Humans and animals have the ability to continually acquire, fine-tune, and transfer knowledge and skills throughout their lifespan. This ability, referred to as lifelong learning, is mediated by a rich set of neurocognitive mechanisms that together contribute to the development and specialization of our sensorimotor skills as well as to long-term memory consolidation and retrieval. Consequently, lifelong learning capabilities are crucial for autonomous agents interacting in the real world and processing continuous streams of information. However, lifelong learning remains a long-standing challenge for machine learning and neural network models since the continual acquisition of incrementally available information from non-stationary data distributions generally leads to catastrophic forgetting or interference. This limitation represents a major drawback for state-of-the-art deep neural network models that typically learn representations from stationary batches of training data, thus without accounting for situations in which information becomes incrementally available over time. In this review, we critically summarize the main challenges linked to lifelong learning for artificial learning systems and compare existing neural network approaches that alleviate, to different extents, catastrophic forgetting. We discuss well-established and emerging research motivated by lifelong learning factors in biological systems such as structural plasticity, memory replay, curriculum and transfer learning, intrinsic motivation, and multisensory integration.

Paper Structure

This paper contains 19 sections, 8 equations, 5 figures.

Figures (5)

  • Figure 1: Schematic view of two aspects of neurosynaptic adaptation: a) Hebbian learning with homeostatic plasticity as a compensatory mechanism that uses observations to compute a feedback control signal (Adapted with permission from Zenke2017a). b) The complementary learning systems (CLS) theory McClelland1995 comprising the hippocampus for the fast learning of episodic information and the neocortex for the slow learning of structured knowledge.

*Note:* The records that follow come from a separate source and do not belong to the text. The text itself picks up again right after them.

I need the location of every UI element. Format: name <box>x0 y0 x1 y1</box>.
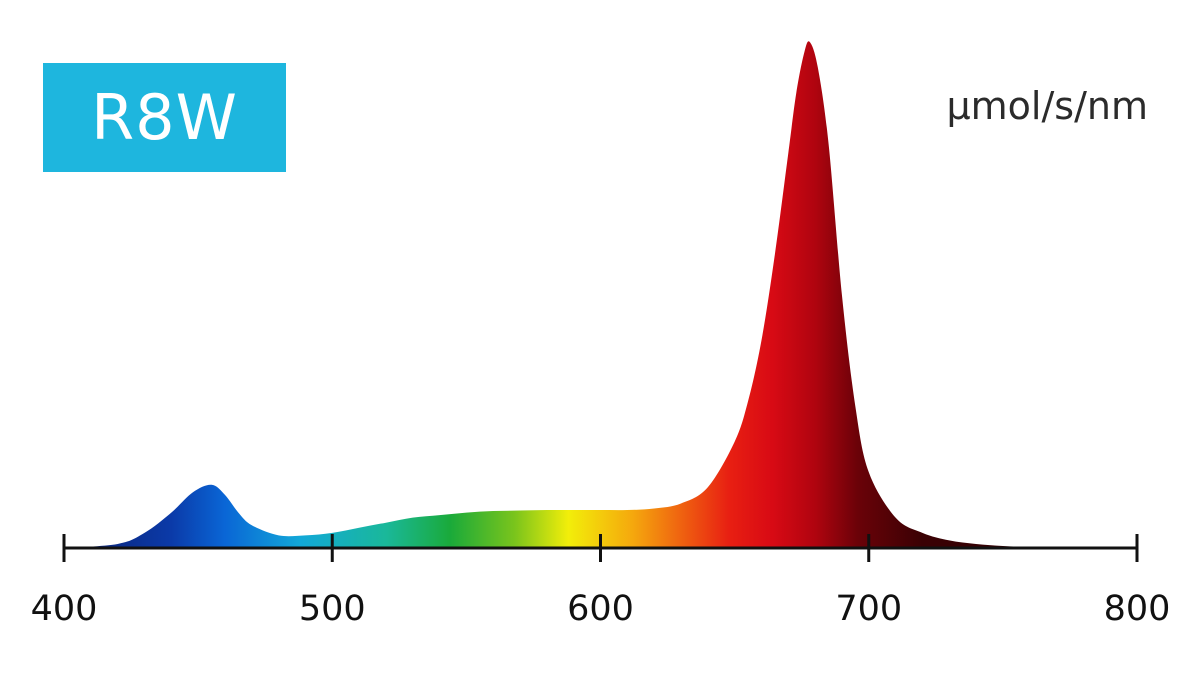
product-badge: R8W <box>43 63 286 172</box>
x-tick-label: 400 <box>31 589 98 629</box>
product-badge-label: R8W <box>91 81 238 154</box>
x-tick-label: 600 <box>567 589 634 629</box>
unit-label: µmol/s/nm <box>946 84 1148 128</box>
x-tick-label: 800 <box>1104 589 1171 629</box>
x-tick-label: 700 <box>835 589 902 629</box>
x-tick-label: 500 <box>299 589 366 629</box>
spectrum-area <box>64 41 1137 548</box>
x-axis: 400 500 600 700 800 <box>31 534 1171 629</box>
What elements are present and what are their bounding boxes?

  • Figure 2: Schematic view of neural network approaches for lifelong learning: a) retraining while regularizing to prevent catastrophic forgetting with previously learned tasks, b) unchanged parameters with network extension for representing new tasks, and c) selective retraining with possible expansion.

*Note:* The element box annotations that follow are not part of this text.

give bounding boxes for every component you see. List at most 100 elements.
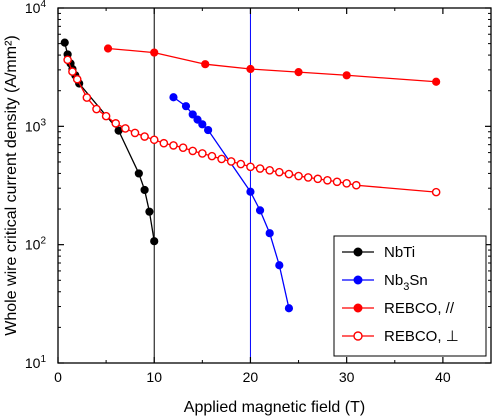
data-point (265, 229, 274, 238)
data-point (150, 48, 159, 57)
series-rebco- (103, 44, 441, 86)
data-point (68, 67, 77, 76)
data-point (246, 187, 255, 196)
legend-label-sub: 3 (403, 281, 409, 293)
legend-label-tail: Sn (409, 272, 427, 289)
legend-label: REBCO, ⊥ (384, 328, 459, 345)
data-point (204, 125, 213, 135)
data-point (198, 149, 207, 158)
data-point (294, 171, 303, 181)
y-tick-label: 101 (25, 354, 47, 371)
x-tick-label: 40 (435, 369, 451, 385)
data-point (275, 261, 284, 270)
legend-item: REBCO, // (342, 300, 455, 317)
data-point (193, 115, 202, 124)
data-point (188, 146, 198, 156)
y-tick-base: 10 (25, 355, 41, 371)
y-tick-exponent: 4 (40, 0, 46, 10)
data-point (226, 157, 236, 166)
data-point (181, 102, 191, 111)
data-point (103, 44, 113, 53)
data-point (63, 55, 72, 65)
legend-label-base: REBCO, // (384, 300, 455, 317)
data-point (246, 64, 255, 74)
series-line (173, 96, 290, 309)
data-point (432, 77, 441, 86)
legend-label: REBCO, // (384, 300, 455, 317)
series-group (60, 38, 441, 313)
y-tick-base: 10 (25, 0, 41, 16)
legend-label-base: NbTi (384, 244, 415, 261)
legend-label-base: REBCO, ⊥ (384, 328, 459, 345)
data-point (130, 128, 140, 138)
data-point (149, 135, 159, 145)
data-point (150, 237, 159, 246)
legend-marker (353, 275, 363, 285)
data-point (188, 110, 197, 119)
data-point (217, 154, 226, 164)
x-tick-label: 20 (243, 369, 259, 385)
legend: NbTi Nb3Sn REBCO, // REBCO, ⊥ (333, 235, 487, 357)
data-point (265, 166, 274, 175)
data-point (169, 141, 178, 150)
x-tick-label: 0 (54, 369, 62, 385)
legend-item: Nb3Sn (342, 272, 428, 293)
data-point (255, 206, 265, 215)
data-point (92, 104, 101, 114)
data-point (159, 138, 169, 148)
data-point (275, 167, 284, 177)
data-point (101, 111, 111, 121)
legend-item: NbTi (342, 244, 415, 261)
legend-marker (353, 303, 363, 313)
x-tick-label: 30 (339, 369, 355, 385)
y-tick-label: 104 (25, 0, 47, 16)
y-tick-label: 102 (25, 236, 47, 253)
data-point (140, 185, 149, 195)
data-point (303, 173, 313, 182)
data-point (169, 93, 178, 102)
y-axis-title: Whole wire critical current density (A/m… (3, 35, 20, 336)
data-point (145, 207, 154, 216)
data-point (332, 177, 342, 187)
data-point (140, 132, 149, 141)
data-point (207, 151, 217, 161)
data-point (82, 93, 92, 102)
y-tick-base: 10 (25, 118, 41, 134)
data-point (323, 175, 332, 185)
legend-marker (353, 247, 363, 257)
data-point (431, 187, 441, 197)
legend-label: Nb3Sn (384, 272, 428, 293)
legend-item: REBCO, ⊥ (342, 328, 459, 345)
y-tick-exponent: 1 (40, 354, 46, 365)
data-point (284, 169, 294, 179)
data-point (284, 304, 294, 313)
x-axis-title: Applied magnetic field (T) (184, 399, 365, 416)
y-tick-exponent: 2 (40, 236, 46, 247)
data-point (72, 74, 82, 84)
series-nb (169, 93, 294, 313)
legend-label: NbTi (384, 244, 415, 261)
data-point (198, 120, 207, 129)
reference-lines (153, 8, 251, 363)
data-point (236, 159, 246, 169)
data-point (342, 179, 351, 188)
data-point (60, 38, 69, 47)
y-tick-label: 103 (25, 117, 47, 134)
data-point (111, 119, 121, 128)
data-point (121, 124, 130, 133)
x-tick-label: 10 (146, 369, 162, 385)
data-point (178, 143, 188, 152)
data-point (313, 174, 323, 184)
legend-marker (353, 331, 363, 341)
series-rebco- (63, 55, 441, 197)
data-point (134, 169, 143, 178)
data-point (255, 164, 265, 173)
data-point (294, 68, 303, 77)
plot-frame (57, 7, 492, 364)
data-point (342, 71, 351, 80)
data-point (201, 60, 210, 69)
data-point (351, 180, 361, 190)
y-tick-base: 10 (25, 237, 41, 253)
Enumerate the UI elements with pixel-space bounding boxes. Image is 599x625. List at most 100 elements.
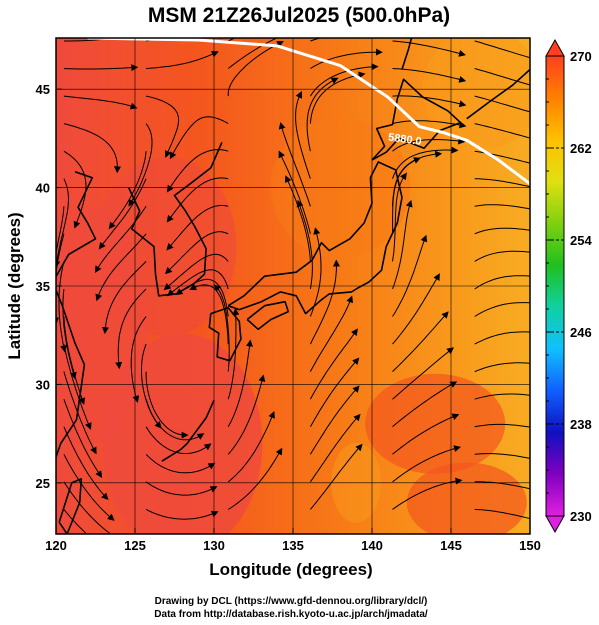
- streamline-41: [474, 331, 530, 345]
- streamline-92: [227, 40, 284, 97]
- streamline-72: [56, 178, 70, 269]
- contour-line-5880: [87, 38, 530, 185]
- streamline-54: [58, 261, 67, 353]
- streamline-20: [227, 339, 254, 427]
- y-tick-label: 35: [36, 279, 50, 294]
- colorbar-tick-label: 270: [570, 49, 592, 64]
- streamline-59: [474, 250, 530, 262]
- streamline-14: [227, 374, 266, 455]
- streamline-78: [63, 150, 87, 229]
- streamline-51: [296, 199, 313, 290]
- streamline-52: [392, 199, 413, 290]
- x-tick-label: 125: [124, 538, 146, 553]
- streamline-71: [474, 204, 530, 210]
- streamline-97: [146, 51, 219, 69]
- streamline-48: [62, 288, 77, 380]
- streamline-36: [63, 344, 92, 430]
- field-patch-2: [56, 205, 148, 446]
- colorbar-tick-label: 262: [570, 141, 592, 156]
- x-tick-label: 150: [519, 538, 541, 553]
- coastline-ryukyu: [161, 399, 215, 462]
- streamline-35: [474, 362, 530, 373]
- streamline-85: [128, 123, 153, 207]
- streamline-65: [474, 227, 530, 235]
- coastline-honshu: [227, 161, 403, 315]
- streamline-70: [392, 150, 443, 207]
- x-axis-ticks: 120 125 130 135 140 145 150: [45, 528, 541, 553]
- plot-area: 5880.0: [56, 38, 530, 534]
- streamline-86: [169, 116, 229, 160]
- streamline-29: [474, 393, 530, 400]
- streamline-69: [278, 121, 311, 207]
- streamline-47: [474, 302, 530, 317]
- streamline-79: [108, 151, 147, 230]
- streamline-94: [392, 95, 467, 108]
- streamline-1: [145, 508, 219, 520]
- field-patch-3: [365, 373, 506, 474]
- streamline-27: [309, 328, 358, 400]
- chart-title: MSM 21Z26Jul2025 (500.0hPa): [148, 4, 450, 27]
- streamline-24: [63, 399, 103, 478]
- streamline-19: [145, 426, 212, 454]
- streamline-107: [474, 40, 530, 59]
- colorbar-tick-label: 230: [570, 509, 592, 524]
- streamline-31: [145, 371, 189, 439]
- streamline-61: [95, 233, 147, 302]
- streamline-89: [474, 123, 530, 139]
- streamline-99: [310, 48, 383, 69]
- streamline-87: [309, 71, 366, 124]
- contour-label: 5880.0: [387, 131, 422, 148]
- streamline-82: [392, 137, 466, 152]
- streamline-56: [163, 253, 229, 291]
- streamlines: [56, 38, 530, 534]
- field-patch-4: [406, 462, 527, 534]
- streamline-33: [309, 295, 354, 372]
- streamline-32: [213, 284, 230, 372]
- streamline-6: [63, 481, 112, 534]
- streamline-57: [284, 175, 311, 262]
- streamline-16: [392, 413, 460, 455]
- streamline-4: [392, 477, 463, 510]
- streamline-22: [392, 381, 458, 428]
- streamline-49: [115, 288, 147, 370]
- streamline-84: [63, 123, 121, 174]
- y-tick-label: 25: [36, 476, 50, 491]
- streamline-98: [227, 38, 279, 69]
- streamline-55: [101, 261, 147, 335]
- y-tick-label: 45: [36, 82, 50, 97]
- streamline-58: [392, 172, 407, 262]
- streamline-80: [166, 149, 229, 193]
- streamline-30: [63, 371, 97, 455]
- coastline-kyushu: [208, 306, 242, 362]
- streamline-28: [392, 347, 454, 400]
- streamline-3: [310, 443, 363, 510]
- streamline-100: [392, 68, 467, 83]
- streamline-34: [392, 311, 449, 372]
- streamline-37: [141, 343, 162, 429]
- streamline-63: [278, 150, 311, 234]
- streamline-0: [63, 509, 88, 534]
- streamline-8: [227, 411, 275, 483]
- coastline-shikoku: [246, 300, 290, 331]
- streamline-23: [474, 423, 530, 428]
- streamline-62: [164, 231, 229, 275]
- streamline-106: [392, 40, 466, 57]
- streamline-44: [175, 278, 229, 317]
- streamline-45: [309, 227, 322, 317]
- x-tick-label: 135: [282, 538, 304, 553]
- streamline-81: [306, 77, 339, 152]
- colorbar-tick-label: 254: [570, 233, 592, 248]
- streamline-18: [63, 426, 109, 501]
- streamline-46: [392, 234, 428, 317]
- streamline-73: [98, 178, 147, 250]
- streamline-93: [309, 63, 379, 97]
- streamline-39: [309, 259, 340, 345]
- streamline-2: [227, 447, 283, 510]
- colorbar-min-arrow: [545, 515, 565, 534]
- streamline-95: [474, 95, 530, 113]
- coastline-china-coast: [56, 171, 97, 499]
- coastline-sakhalin: [401, 38, 413, 70]
- credit-drawing: Drawing by DCL (https://www.gfd-dennou.o…: [155, 596, 428, 607]
- streamline-76: [392, 146, 459, 179]
- streamline-7: [145, 481, 218, 496]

  • Figure 3: Example images from benchmark datasets used for the evaluation of lifelong learning approaches: a) the MNIST dataset with 10 digit classes LeCun1998, b) the Caltech-UCSD Birds-200 (CUB-200) dataset composed of 200 different bird species Wah2011, and c) the CORe50 containing 50 objects with variations in background, illumination, blurring, occlusion, pose, and scale (adapted with permission from Lomonaco2017).

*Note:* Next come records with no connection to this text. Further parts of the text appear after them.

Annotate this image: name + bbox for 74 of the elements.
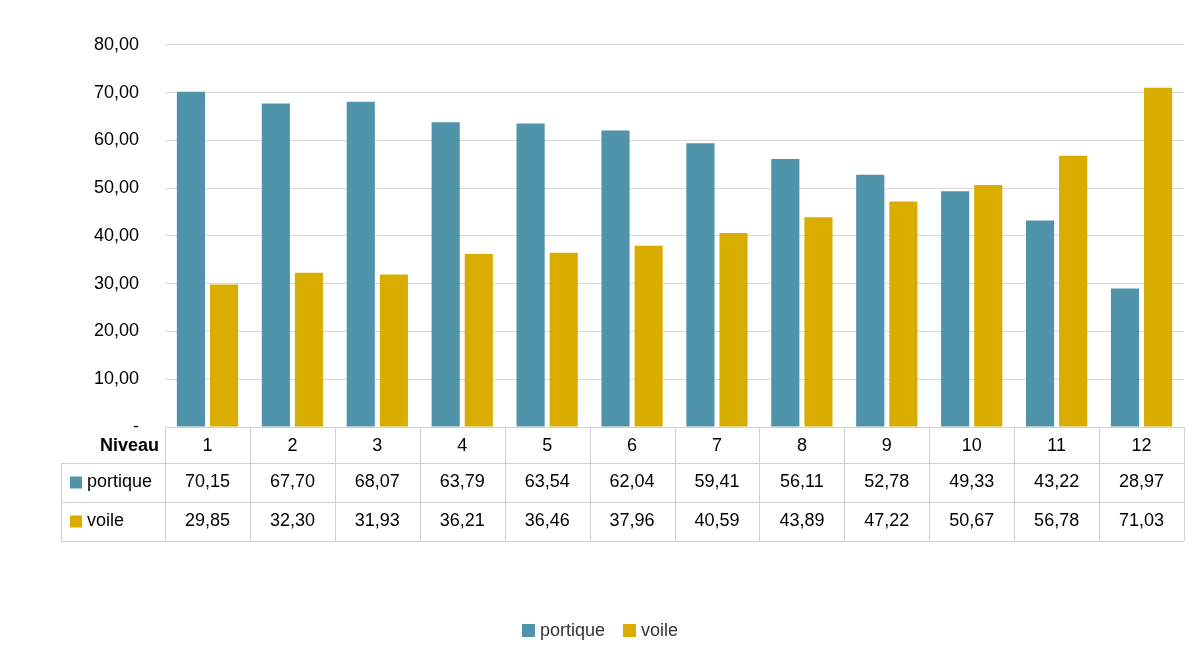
data-label: 56,78 [1034, 510, 1080, 531]
bar [856, 174, 885, 427]
x-tick-label: 1 [202, 434, 213, 455]
data-label: 43,89 [779, 510, 825, 531]
data-label: 62,04 [609, 471, 655, 492]
y-tick-label: 70,00 [94, 81, 140, 102]
x-tick-label: 2 [287, 434, 298, 455]
data-label: 67,70 [269, 471, 315, 492]
bar [804, 217, 833, 427]
y-tick-label: - [133, 415, 140, 436]
data-label: 49,33 [949, 471, 995, 492]
text: voile [641, 620, 679, 640]
y-tick-label: 20,00 [94, 320, 140, 341]
bar [1144, 87, 1173, 427]
x-tick-label: 3 [372, 434, 383, 455]
bar [516, 123, 545, 427]
data-label: 56,11 [780, 471, 824, 492]
data-label: 28,97 [1119, 471, 1165, 492]
x-tick-label: 5 [542, 434, 553, 455]
data-label: 47,22 [864, 510, 910, 531]
x-tick-label: 11 [1047, 434, 1066, 455]
x-tick-label: 4 [457, 434, 468, 455]
x-tick-label: 8 [796, 434, 807, 455]
data-label: 37,96 [609, 510, 655, 531]
bar [209, 284, 239, 427]
data-label: 71,03 [1119, 510, 1165, 531]
data-label: 43,22 [1034, 471, 1080, 492]
data-label: 70,15 [184, 471, 231, 492]
bar [601, 130, 630, 427]
text: portique [539, 620, 606, 640]
bar [1110, 288, 1140, 427]
data-label: 50,67 [949, 510, 995, 531]
bar [346, 101, 375, 427]
data-label: 40,59 [694, 510, 740, 531]
bar [686, 143, 715, 427]
bar [549, 252, 578, 427]
bar [431, 122, 460, 427]
y-tick-label: 80,00 [94, 33, 140, 54]
data-label: 36,46 [524, 510, 570, 531]
legend-label: voile [87, 510, 125, 531]
legend-label: portique [87, 471, 153, 492]
bar [464, 254, 493, 427]
data-label: 52,78 [864, 471, 910, 492]
data-label: 29,85 [184, 510, 231, 531]
bar [941, 191, 970, 427]
y-tick-label: 30,00 [94, 272, 140, 293]
data-label: 36,21 [439, 510, 485, 531]
data-label: 32,30 [269, 510, 315, 531]
data-label: 31,93 [354, 510, 400, 531]
x-axis-title: Niveau [100, 434, 160, 455]
x-tick-label: 6 [627, 434, 638, 455]
bar [379, 274, 408, 427]
bar [771, 158, 800, 427]
data-label: 63,79 [439, 471, 485, 492]
x-tick-label: 9 [881, 434, 892, 455]
y-tick-label: 60,00 [94, 129, 140, 150]
y-tick-label: 40,00 [94, 224, 140, 245]
x-tick-label: 7 [711, 434, 722, 455]
bar [261, 103, 290, 427]
y-tick-label: 50,00 [94, 177, 140, 198]
bar [974, 184, 1003, 427]
bar [1059, 155, 1088, 427]
bar [294, 272, 324, 427]
data-label: 68,07 [354, 471, 400, 492]
bar [719, 233, 748, 427]
data-label: 63,54 [524, 471, 570, 492]
x-tick-label: 12 [1131, 434, 1152, 455]
data-label: 59,41 [694, 471, 740, 492]
bar [1026, 220, 1055, 427]
bar [176, 91, 206, 427]
y-tick-label: 10,00 [94, 368, 140, 389]
x-tick-label: 10 [961, 434, 982, 455]
bar [634, 245, 663, 427]
bar [889, 201, 918, 427]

  • Figure 4: Results of several lifelong learning approaches for incremental class learning. The mean-class test accuracy evaluated on the MNIST (a), CUB-200 (b), and AudioSet (c) is shown for the following approaches: FEL (red), MLP (yellow), GeppNet (green), GeppNet+STM (blue), EWC (pink), and offline model (dashed line). Adapted with permission from Kemker2018a.
  • Figure 5: Schematic view of the main components for the development of autonomous agents able to learn over long periods of time in complex environments: Developmental and curriculum learning (Sec. 4.2), transfer learning (Sec. 4.3), curiosity and intrinsic motivation (Sec. 4.4), and crossmodal learning (Sec. 4.5).